Jacque spun and for the briefest of moments, his features had taken on another shape, one very inhuman. A human wouldn't have even been able to register the change, but Steel and Sapphire were not human.
"You will take us there now."
"And if I refuse?"
Steel smiled, slowly and menacingly. "I wish you would. Very rarely do I get any substantial satisfaction from ripping apart one of your kind."
Jacques suddenly moved, snatched up a pitchfork, and slammed the tines into Steel's stomach. When he pulled it back, the ends of the tines were bent. "What are you?"
"Think of me as your one-way ticket home." Steel took a step forward and Jacque turned heel and fled, screaming like he was being murdered.
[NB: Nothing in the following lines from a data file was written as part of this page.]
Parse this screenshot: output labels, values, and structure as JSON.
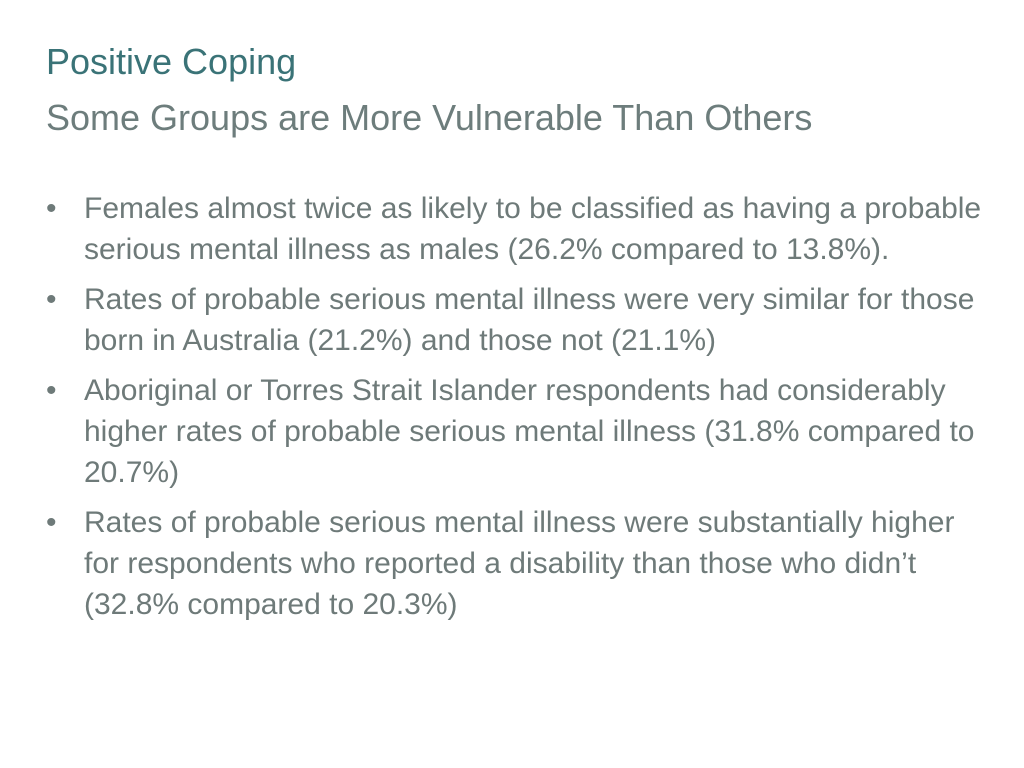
{
  "slide": {
    "title": "Positive Coping",
    "subtitle": "Some Groups are More Vulnerable Than Others",
    "bullet_marker": "•",
    "bullets": [
      "Females almost twice as likely to be classified as having a probable serious mental illness as males (26.2% compared to 13.8%).",
      "Rates of probable serious mental illness were very similar for those born in Australia (21.2%) and those not (21.1%)",
      "Aboriginal or Torres Strait Islander respondents had considerably higher rates of probable serious mental illness (31.8% compared to 20.7%)",
      "Rates of probable serious mental illness were substantially higher for respondents who reported a disability than those who didn’t (32.8% compared to 20.3%)"
    ]
  }
}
"All right, I suppose we need to pursue him?" Steel asked, a little unhappy at the prospect. Running wasn't his favorite task.
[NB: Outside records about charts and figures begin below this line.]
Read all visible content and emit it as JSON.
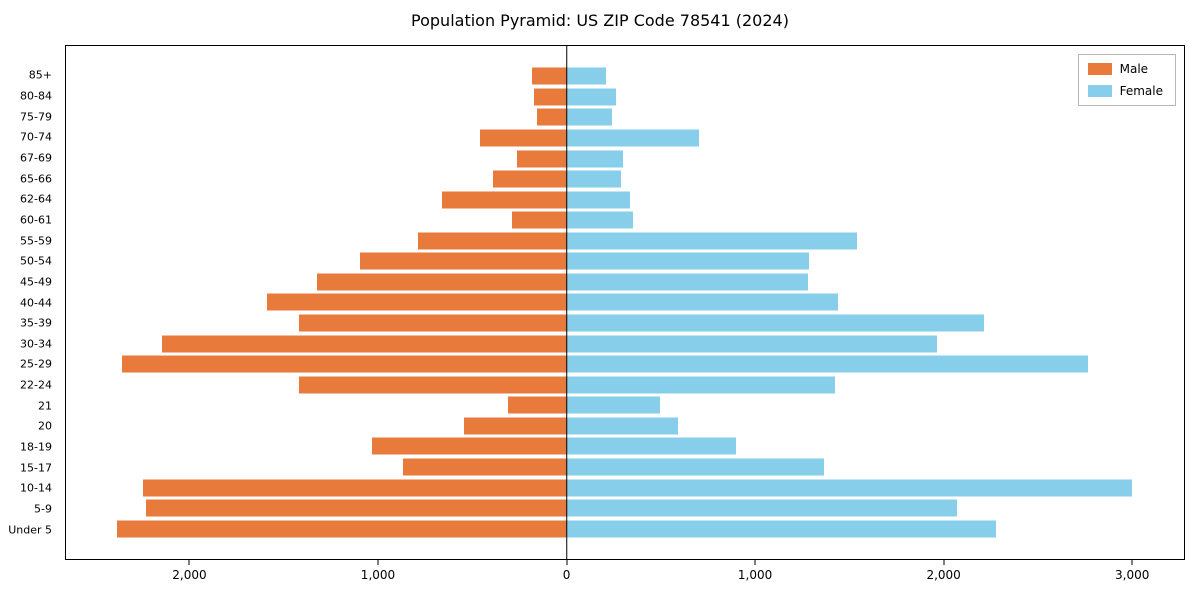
{
  "title": "Population Pyramid: US ZIP Code 78541 (2024)",
  "legend": {
    "male": "Male",
    "female": "Female"
  },
  "colors": {
    "male": "#e87a3c",
    "female": "#87ceeb",
    "axis": "#000000"
  },
  "chart_data": {
    "type": "bar",
    "subtype": "population-pyramid",
    "orientation": "horizontal",
    "title": "Population Pyramid: US ZIP Code 78541 (2024)",
    "categories": [
      "85+",
      "80-84",
      "75-79",
      "70-74",
      "67-69",
      "65-66",
      "62-64",
      "60-61",
      "55-59",
      "50-54",
      "45-49",
      "40-44",
      "35-39",
      "30-34",
      "25-29",
      "22-24",
      "21",
      "20",
      "18-19",
      "15-17",
      "10-14",
      "5-9",
      "Under 5"
    ],
    "series": [
      {
        "name": "Male",
        "side": "left",
        "values": [
          185,
          175,
          160,
          460,
          265,
          390,
          660,
          290,
          790,
          1100,
          1325,
          1590,
          1420,
          2150,
          2360,
          1420,
          310,
          545,
          1035,
          870,
          2250,
          2235,
          2390
        ]
      },
      {
        "name": "Female",
        "side": "right",
        "values": [
          210,
          260,
          240,
          705,
          300,
          290,
          335,
          355,
          1545,
          1290,
          1280,
          1440,
          2215,
          1970,
          2770,
          1425,
          495,
          590,
          900,
          1370,
          3005,
          2075,
          2280
        ]
      }
    ],
    "xlim": [
      -2660,
      3280
    ],
    "xticks": [
      -2000,
      -1000,
      0,
      1000,
      2000,
      3000
    ],
    "xtick_labels": [
      "2,000",
      "1,000",
      "0",
      "1,000",
      "2,000",
      "3,000"
    ],
    "legend_position": "upper right",
    "grid": false
  }
}
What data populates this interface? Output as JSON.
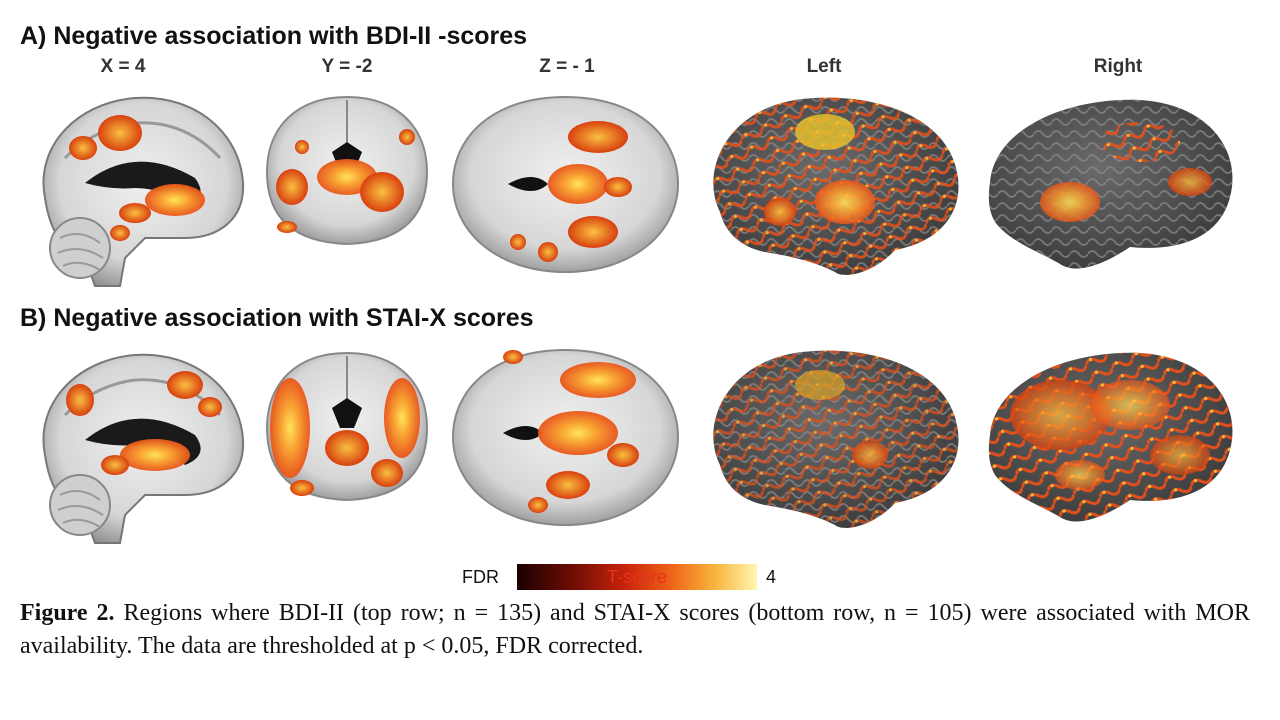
{
  "panel_a": {
    "title": "A) Negative association with BDI-II -scores"
  },
  "panel_b": {
    "title": "B) Negative association with STAI-X scores"
  },
  "column_labels": [
    "X = 4",
    "Y = -2",
    "Z = - 1",
    "Left",
    "Right"
  ],
  "colorbar": {
    "min_label": "FDR",
    "title": "T-score",
    "max_label": "4"
  },
  "caption": {
    "label": "Figure 2.",
    "text": " Regions where BDI-II (top row; n = 135) and STAI-X scores (bottom row, n = 105) were associated with MOR availability. The data are thresholded at p < 0.05, FDR corrected."
  },
  "colors": {
    "hot_dark": "#c8230a",
    "hot_mid": "#f0661a",
    "hot_bright": "#ffd84a",
    "cortex": "#555555"
  }
}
"No, he is heading for the well."
"The portal?"
"I believe so."
"Call the team." Steel took off.
What are you going to do?
To make damn sure he gets what he deserves.
He caught up with Jacque at the town well. The young man spun and Steel slowed. "I give you credit. The well is the perfect spot. Everyone would have to visit it at least once a day and you were careful. You only take a few, never enough to make a real difference."
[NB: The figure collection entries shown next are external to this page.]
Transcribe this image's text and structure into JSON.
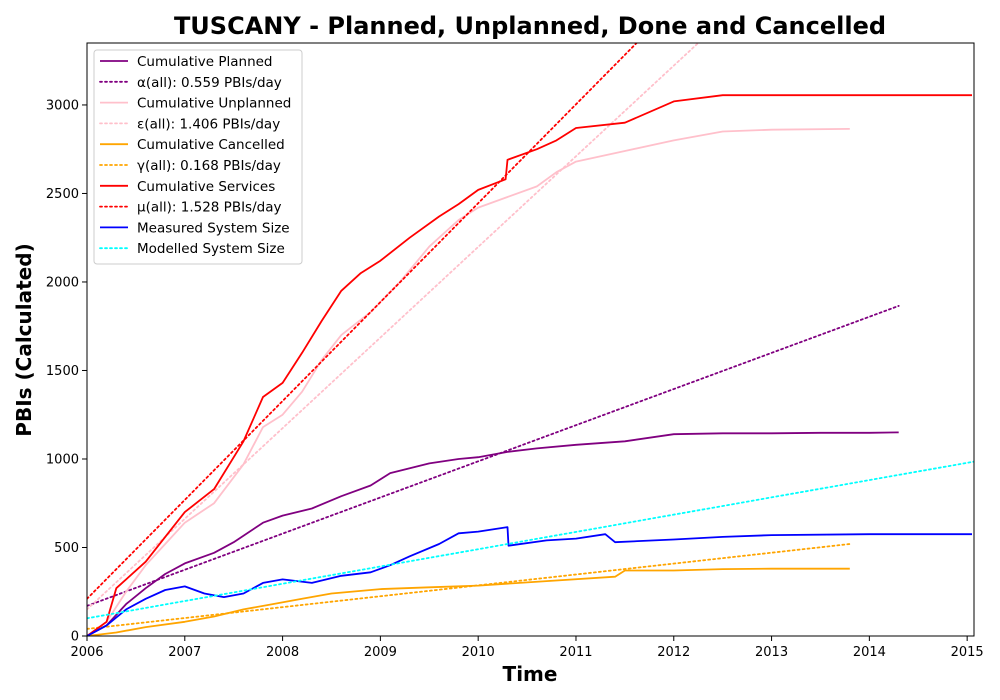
{
  "chart_data": {
    "type": "line",
    "title": "TUSCANY - Planned, Unplanned, Done  and Cancelled",
    "xlabel": "Time",
    "ylabel": "PBIs (Calculated)",
    "xlim": [
      2006.0,
      2015.07
    ],
    "ylim": [
      0,
      3350
    ],
    "xticks": [
      "2006",
      "2007",
      "2008",
      "2009",
      "2010",
      "2011",
      "2012",
      "2013",
      "2014",
      "2015"
    ],
    "yticks": [
      "0",
      "500",
      "1000",
      "1500",
      "2000",
      "2500",
      "3000"
    ],
    "grid": false,
    "legend_position": "top-left",
    "series": [
      {
        "name": "Cumulative Planned",
        "color": "#800080",
        "style": "solid",
        "x": [
          2006.0,
          2006.2,
          2006.4,
          2006.6,
          2006.8,
          2007.0,
          2007.3,
          2007.5,
          2007.8,
          2008.0,
          2008.3,
          2008.6,
          2008.9,
          2009.1,
          2009.5,
          2009.8,
          2010.0,
          2010.3,
          2010.6,
          2011.0,
          2011.5,
          2012.0,
          2012.5,
          2013.0,
          2013.5,
          2014.0,
          2014.3
        ],
        "values": [
          0,
          60,
          180,
          270,
          350,
          410,
          470,
          530,
          640,
          680,
          720,
          790,
          850,
          920,
          975,
          1000,
          1010,
          1040,
          1060,
          1080,
          1100,
          1140,
          1145,
          1145,
          1148,
          1148,
          1150
        ]
      },
      {
        "name": "α(all): 0.559 PBIs/day",
        "color": "#800080",
        "style": "dotted",
        "x": [
          2006.0,
          2014.3
        ],
        "values": [
          170,
          1865
        ]
      },
      {
        "name": "Cumulative Unplanned",
        "color": "#ffc0cb",
        "style": "solid",
        "x": [
          2006.0,
          2006.2,
          2006.4,
          2006.6,
          2006.8,
          2007.0,
          2007.3,
          2007.6,
          2007.8,
          2008.0,
          2008.2,
          2008.4,
          2008.6,
          2008.9,
          2009.2,
          2009.5,
          2009.8,
          2010.0,
          2010.3,
          2010.6,
          2010.8,
          2011.0,
          2011.5,
          2012.0,
          2012.5,
          2013.0,
          2013.8
        ],
        "values": [
          0,
          80,
          250,
          400,
          520,
          640,
          750,
          970,
          1180,
          1250,
          1380,
          1560,
          1700,
          1830,
          2000,
          2200,
          2350,
          2420,
          2480,
          2540,
          2620,
          2680,
          2740,
          2800,
          2850,
          2860,
          2865
        ]
      },
      {
        "name": "ε(all): 1.406 PBIs/day",
        "color": "#ffc0cb",
        "style": "dotted",
        "x": [
          2006.0,
          2012.25
        ],
        "values": [
          150,
          3350
        ]
      },
      {
        "name": "Cumulative Cancelled",
        "color": "#ffa500",
        "style": "solid",
        "x": [
          2006.0,
          2006.3,
          2006.6,
          2007.0,
          2007.3,
          2007.6,
          2007.9,
          2008.2,
          2008.5,
          2009.0,
          2009.5,
          2010.0,
          2010.7,
          2011.4,
          2011.5,
          2012.0,
          2012.5,
          2013.0,
          2013.8
        ],
        "values": [
          0,
          20,
          50,
          80,
          110,
          150,
          180,
          210,
          240,
          265,
          275,
          285,
          310,
          335,
          370,
          370,
          378,
          380,
          380
        ]
      },
      {
        "name": "γ(all): 0.168 PBIs/day",
        "color": "#ffa500",
        "style": "dotted",
        "x": [
          2006.0,
          2013.8
        ],
        "values": [
          40,
          520
        ]
      },
      {
        "name": "Cumulative Services",
        "color": "#ff0000",
        "style": "solid",
        "x": [
          2006.0,
          2006.2,
          2006.3,
          2006.6,
          2006.8,
          2007.0,
          2007.3,
          2007.6,
          2007.8,
          2008.0,
          2008.2,
          2008.4,
          2008.6,
          2008.8,
          2009.0,
          2009.3,
          2009.6,
          2009.8,
          2010.0,
          2010.28,
          2010.3,
          2010.6,
          2010.8,
          2011.0,
          2011.5,
          2012.0,
          2012.5,
          2013.0,
          2014.0,
          2015.05
        ],
        "values": [
          0,
          80,
          270,
          420,
          560,
          700,
          830,
          1100,
          1350,
          1430,
          1600,
          1780,
          1950,
          2050,
          2120,
          2250,
          2370,
          2440,
          2520,
          2580,
          2690,
          2750,
          2800,
          2870,
          2900,
          3020,
          3055,
          3055,
          3055,
          3055
        ]
      },
      {
        "name": "μ(all): 1.528 PBIs/day",
        "color": "#ff0000",
        "style": "dotted",
        "x": [
          2006.0,
          2011.62
        ],
        "values": [
          210,
          3350
        ]
      },
      {
        "name": "Measured System Size",
        "color": "#0000ff",
        "style": "solid",
        "x": [
          2006.0,
          2006.2,
          2006.4,
          2006.6,
          2006.8,
          2007.0,
          2007.2,
          2007.4,
          2007.6,
          2007.8,
          2008.0,
          2008.3,
          2008.6,
          2008.9,
          2009.1,
          2009.3,
          2009.6,
          2009.8,
          2010.0,
          2010.3,
          2010.31,
          2010.7,
          2011.0,
          2011.3,
          2011.4,
          2011.8,
          2012.0,
          2012.5,
          2013.0,
          2014.0,
          2015.05
        ],
        "values": [
          0,
          60,
          150,
          210,
          260,
          280,
          240,
          220,
          240,
          300,
          320,
          300,
          340,
          360,
          400,
          450,
          520,
          580,
          590,
          615,
          510,
          540,
          550,
          575,
          530,
          540,
          545,
          560,
          570,
          575,
          575
        ]
      },
      {
        "name": "Modelled System Size",
        "color": "#00ffff",
        "style": "dotted",
        "x": [
          2006.0,
          2015.07
        ],
        "values": [
          100,
          985
        ]
      }
    ]
  }
}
"I don't know what you mean, good monsieur." He kept his back to the well and Steel arched an eyebrow.
"I think that you and I understand each other quite well, good monsieur." Steel held his position, waiting for a signal that the others had arrived. "However, I think you were getting sloppy or your mere was getting greedy. Too many children were disappearing and it was being noticed.
"Here? They barely notice when one day changes to the next. She was getting too close. She was beginning to see."
"See? See the monster you are? I suspect that you were not the prince she thought you were and she was beginning to realize it. She was beginning to see the real you. You couldn't have that, could you?"
Jacque spit on the ground. "She wanted love. I gave her immortality. Her name will live forever and all she had to do was die for it."
There was a loud cry and Jacque spun. The townspeople were there, gathered around.
"Is this true, Jacque?" Suzette's mother shouted. "She loved you!"
"Well, I didn't love her." He laughed and bowed low to the crowd. "I thank you for all your children. They were tender and my mother found them a tasty tidbit. Now, it's time for me to go. Mere, I am coming." Jacque leapt into well and there was a loud scream.
Steel smiled grimly. They took their sweet time.
I'll let them know you said that. Sapphire appeared at his side again. "Is he dead?"
"When they closed the portal, he was trapped here and became human. The well was now dried up. There was no water to cushion his fall. He's not dead, but I will hazard a guess that both of his legs are shattered."
People crowded around the well and shouted curses and insults down into it.
"I have a feeling he's in for a rough time of it."
Then someone threw in a pail full of dirt. And then another.
Steel nodded as the young man in the well screamed and pleaded and at last grew silent as the well filled with dirt and other garbage.
Sapphire and Steel started to walk from the town and Suzette's mother ran up to them, her face streaked with tears and dirt. Her husband was quick to follow.
"Thank you from us and our Suzette."
Sapphire took her hand between hers and squeezed it gently. "You will not be troubled by mère engueule again. Take back your nights and your dreams. You are safe now. We are sorry so many of your children had to die." She released the woman's hand. "We should have come sooner."
"But who are you that we can remember you in our prayers?"
Sapphire smiled sweetly at the woman and shook her head. She glanced over at Steel, who hooked a finger over his shoulder. "No one important." With that, the entire town crumpled. "Sleep now."
Steel shook his head. "I wish I had that particular power in my repertory."
"Just as well that you don't. Poor Silver would never wake up."
Then, like the breeze on a hot summer day, they were gone.